As liquid biopsy approaches evolve, VPS28 antibodies may find application in detecting VPS28-positive extracellular vesicles (EVs) in patient samples. Since ESCRT components are involved in EV biogenesis, characterizing VPS28-associated EVs could provide novel biomarkers or insight into cancer cell communication with the tumor microenvironment. These translational applications bridge fundamental research on vesicular trafficking to potential clinical applications in diagnosis, prognosis, and therapeutic monitoring.

How can researchers contribute to improving antibody validation standards for VPS28 detection?

Researchers can substantially advance VPS28 antibody validation by implementing comprehensive, multi-approach validation strategies and sharing detailed methodological information. The ideal validation protocol should include genetic controls (VPS28 knockout or knockdown models) , multiple detection methods (Western blot, immunohistochemistry, immunofluorescence) , and cross-validation with antibodies targeting different VPS28 epitopes.
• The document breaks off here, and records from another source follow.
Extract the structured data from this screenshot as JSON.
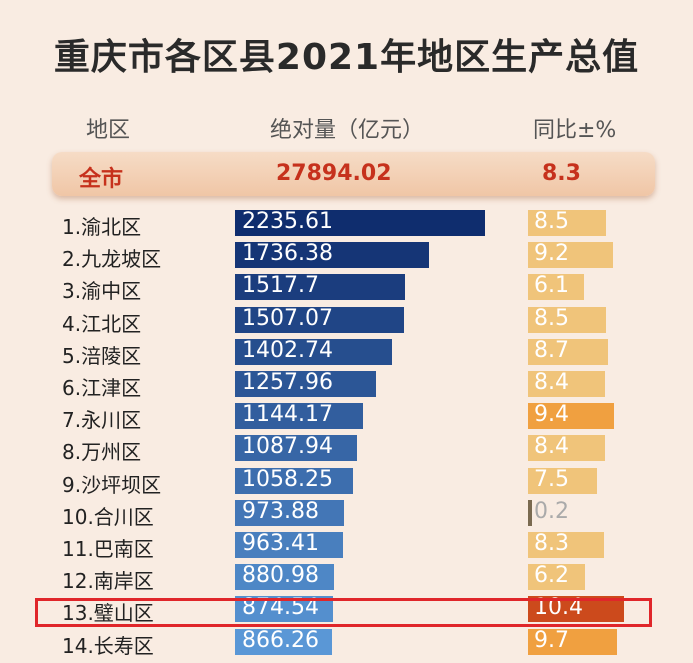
{
  "title": "重庆市各区县2021年地区生产总值",
  "headers": {
    "region": "地区",
    "value": "绝对量（亿元）",
    "growth": "同比±%"
  },
  "total": {
    "label": "全市",
    "value": "27894.02",
    "growth": "8.3"
  },
  "chart_data": {
    "type": "bar",
    "title": "重庆市各区县2021年地区生产总值",
    "categories": [
      "1.渝北区",
      "2.九龙坡区",
      "3.渝中区",
      "4.江北区",
      "5.涪陵区",
      "6.江津区",
      "7.永川区",
      "8.万州区",
      "9.沙坪坝区",
      "10.合川区",
      "11.巴南区",
      "12.南岸区",
      "13.璧山区",
      "14.长寿区"
    ],
    "series": [
      {
        "name": "绝对量（亿元）",
        "values": [
          2235.61,
          1736.38,
          1517.7,
          1507.07,
          1402.74,
          1257.96,
          1144.17,
          1087.94,
          1058.25,
          973.88,
          963.41,
          880.98,
          874.54,
          866.26
        ]
      },
      {
        "name": "同比±%",
        "values": [
          8.5,
          9.2,
          6.1,
          8.5,
          8.7,
          8.4,
          9.4,
          8.4,
          7.5,
          0.2,
          8.3,
          6.2,
          10.4,
          9.7
        ]
      }
    ],
    "value_labels": [
      "2235.61",
      "1736.38",
      "1517.7",
      "1507.07",
      "1402.74",
      "1257.96",
      "1144.17",
      "1087.94",
      "1058.25",
      "973.88",
      "963.41",
      "880.98",
      "874.54",
      "866.26"
    ],
    "growth_labels": [
      "8.5",
      "9.2",
      "6.1",
      "8.5",
      "8.7",
      "8.4",
      "9.4",
      "8.4",
      "7.5",
      "0.2",
      "8.3",
      "6.2",
      "10.4",
      "9.7"
    ],
    "highlighted_category": "13.璧山区",
    "colors": {
      "value_bar_dark": "#0f2d6e",
      "value_bar_light": "#5a97d6",
      "growth_bar": "#f0c47a",
      "growth_bar_high": "#f0a040",
      "growth_bar_low": "#7a6a50",
      "growth_bar_highlight": "#cc4a1c",
      "highlight_box": "#e0262a",
      "total_text": "#c6311c"
    }
  }
}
Documentation and data sharing represent crucial contributions to validation standards. Researchers should thoroughly document all experimental conditions, including sample preparation, antibody concentrations, incubation times, detection systems, and image acquisition parameters. Sharing both positive and negative results, including optimization challenges, through publications, repositories, or resources like Antibodypedia provides invaluable information for the research community.